(1098-A) Tackling the JUMP CP dataset: Best practices to navigate high content multiparametric data
Wednesday, May 24, 2023
13:30 - 14:30 CET
Location: Hall 3
Abstract: High content image-based approaches yield rich phenotypic data that can reveal important insights into a candidate drug’s mechanism of action or toxicity. Cell Painting is an example of such a phenotypic assay. Originally developed at the Broad Institute, Cell Painting is quickly gaining traction, and over the past years, great efforts have been made to further optimize and standardize the assay.
Spearheaded by the Broad Institute, the JUMP (Joint Undertaking in Morphological Profiling) Cell Painting (CP) consortium was established to take these efforts even further: the consortium aims to enable a new data-driven approach to drug discovery. For this purpose, the consortium has generated a reference Cell Painting dataset (~3 million images, ~75 million single cells, 5000+ features), using ~140,000 different genetic and small molecule perturbations. This unprecedented dataset was made public at the end of last year, and has the potential to be an outstanding resource for drug discovery research. Its size and complexity, however, pose a significant barrier to leveraging it.

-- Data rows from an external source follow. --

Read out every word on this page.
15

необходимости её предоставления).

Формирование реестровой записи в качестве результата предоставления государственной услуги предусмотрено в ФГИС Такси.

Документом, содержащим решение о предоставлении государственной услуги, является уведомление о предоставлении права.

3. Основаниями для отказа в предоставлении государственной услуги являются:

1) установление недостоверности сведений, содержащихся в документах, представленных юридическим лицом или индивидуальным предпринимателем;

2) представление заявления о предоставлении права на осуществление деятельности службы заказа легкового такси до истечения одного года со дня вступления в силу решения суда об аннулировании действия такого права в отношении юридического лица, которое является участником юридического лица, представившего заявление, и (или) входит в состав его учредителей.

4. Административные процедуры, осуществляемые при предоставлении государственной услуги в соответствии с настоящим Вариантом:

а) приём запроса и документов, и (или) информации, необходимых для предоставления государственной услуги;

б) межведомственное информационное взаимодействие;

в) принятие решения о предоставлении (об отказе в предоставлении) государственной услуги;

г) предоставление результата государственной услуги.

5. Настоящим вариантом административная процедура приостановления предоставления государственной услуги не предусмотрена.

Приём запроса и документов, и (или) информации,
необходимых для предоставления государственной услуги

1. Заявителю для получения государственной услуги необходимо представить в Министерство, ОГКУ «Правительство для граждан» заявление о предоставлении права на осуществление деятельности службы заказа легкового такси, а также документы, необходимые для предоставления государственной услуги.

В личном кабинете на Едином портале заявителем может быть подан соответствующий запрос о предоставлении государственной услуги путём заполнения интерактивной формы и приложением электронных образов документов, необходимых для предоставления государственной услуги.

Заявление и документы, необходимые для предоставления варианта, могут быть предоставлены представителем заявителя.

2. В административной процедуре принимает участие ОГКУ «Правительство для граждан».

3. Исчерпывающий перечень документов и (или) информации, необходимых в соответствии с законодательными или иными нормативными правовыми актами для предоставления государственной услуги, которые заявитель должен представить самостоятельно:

Here, we will demonstrate how cloud computing can help overcome some of these challenges. Specifically, we will present a robust and iterative data analytics workflow that will allow users to mine it for information relevant to their drug discovery projects. We will cover the basics of detecting redundant data, quality control, data pre-processing, and, finally, calculating phenotypic profiles and grouping samples accordingly. We will demonstrate how this approach enabled us to unravel underlying biological processes, and to investigate the reproducibility of the data.
Taken together, our findings emphasize the importance and feasibility of a robust analytics workflow, which can break the analytics barrier for scientists who wish to take advantage of this public dataset.